The girl I sat next to—Kagome—shrugs to that. "Some of this, some of that."
Moss-eye hoodie-girl pouts at that. Then, evidently done with this standing business, she pulls herself up onto the desk behind her, sitting down and going to stare out the window.
The dark-skinned boy yawns, going to sit down in the chair of the desk moss-eye hoodie-girl had plopped herself onto. She adjusts as he sits, but doesn't seem to pay him any mind, continuing to stair aimlessly out the window.
The last member of the group, another girl, looks at me, and I can tell she's out of place in this group. She had been quiet earlier when the others were speaking, but now, it's clear there's something she wants to say.

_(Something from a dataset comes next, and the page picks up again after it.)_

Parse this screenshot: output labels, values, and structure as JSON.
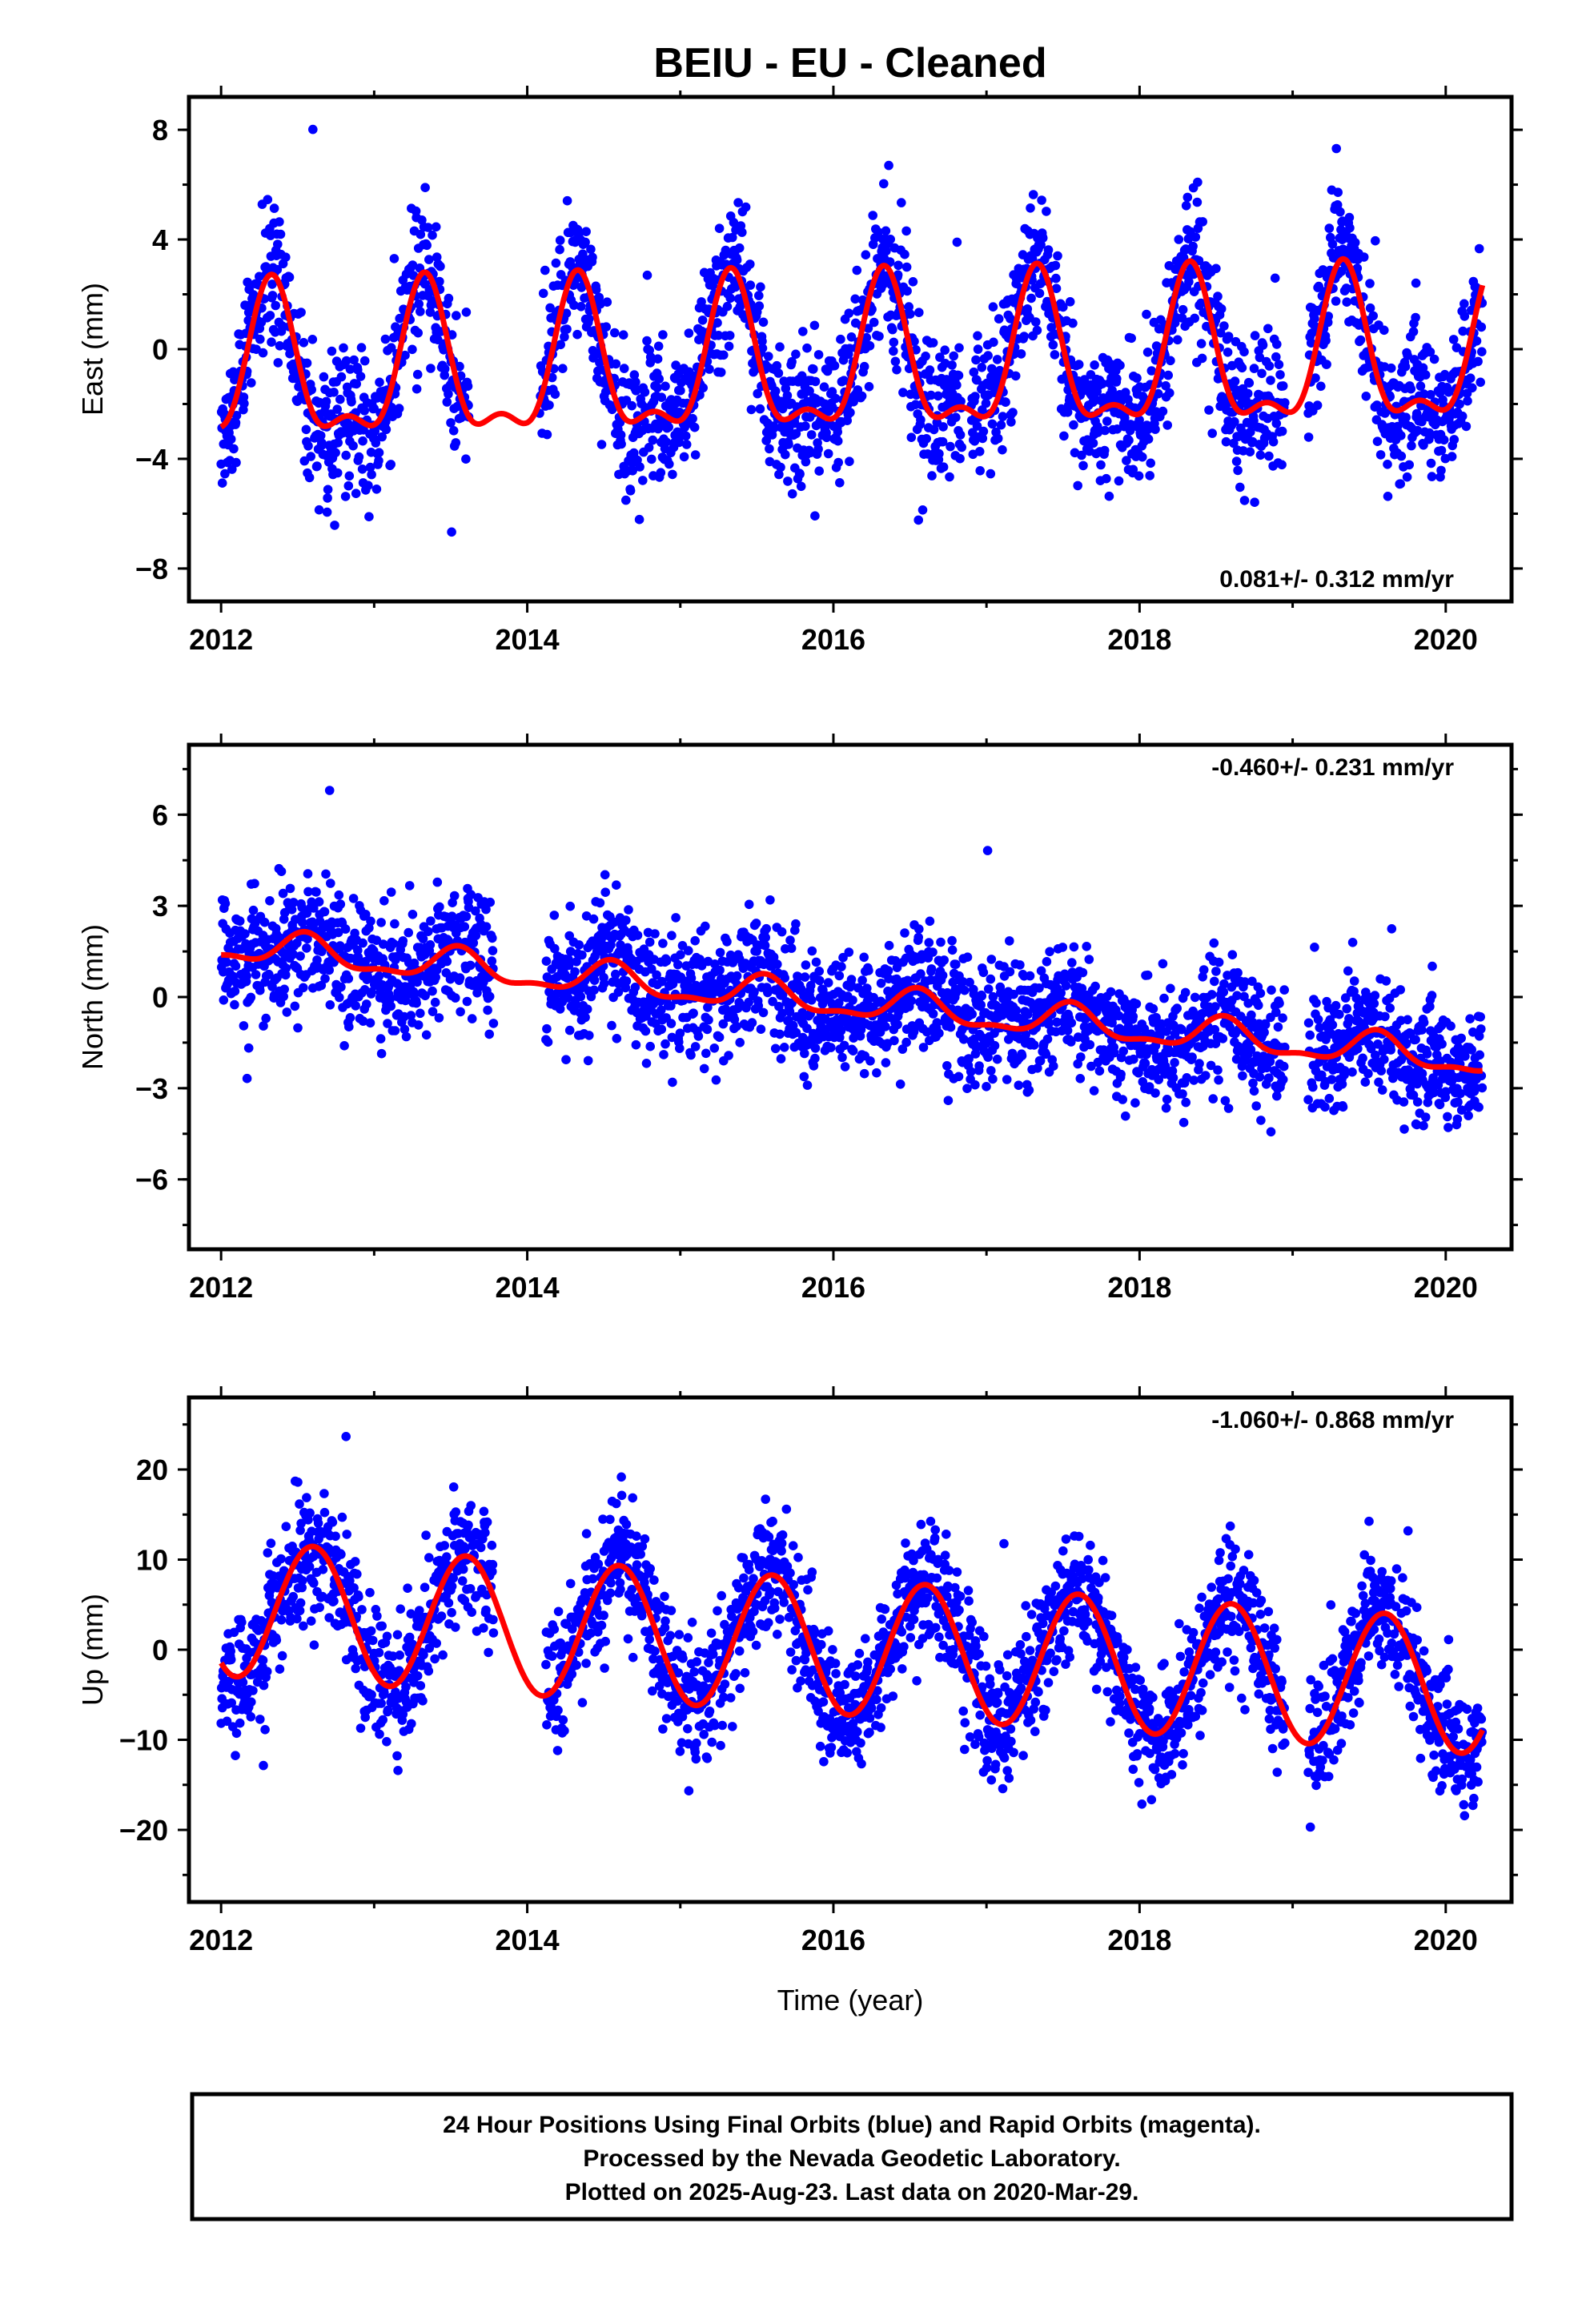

She's wearing a dusk-blue 3RACHA shirt, tucked into a pair of tight white jeans held up by a Chanel belt. Her face—which is disconcertingly gaunt, and devoid of any makeup—is adorned by one of the biggest pairs of glasses I've seen, a pair of clear, gold-rimmed aviators.
The redhead 3RACHA-shirt girl breaks our eye-contact and sighs. She takes a seat on the floor beside the windows, fairly close to where I'm standing, pulls the class's assigned textbook out from her bag and starts to flip through the section on the Philippines.
Well, so much for working as a group, then. The only thing for me to do is…
[x] Take charge of the group. We have a preparation to prepare, people!
[x] Help 3RACHA-girl plan out our presentation. No need to make enemies with the others.
[x] Start up a conversation with someone. It'd be a good idea to make some friends.
-[x] 3RACHA-girl
-[x] Kagome
-[x] Moss-eye hoodie-girl
-[x] Dark-skinned boy
[x] Text someone. I've picked up a few numbers today, and I obviously have my Dad and Oneesama's numbers in my phone.
[x] Relax in silence. If nobody else here was worried, I'm sure it'll turn out fine.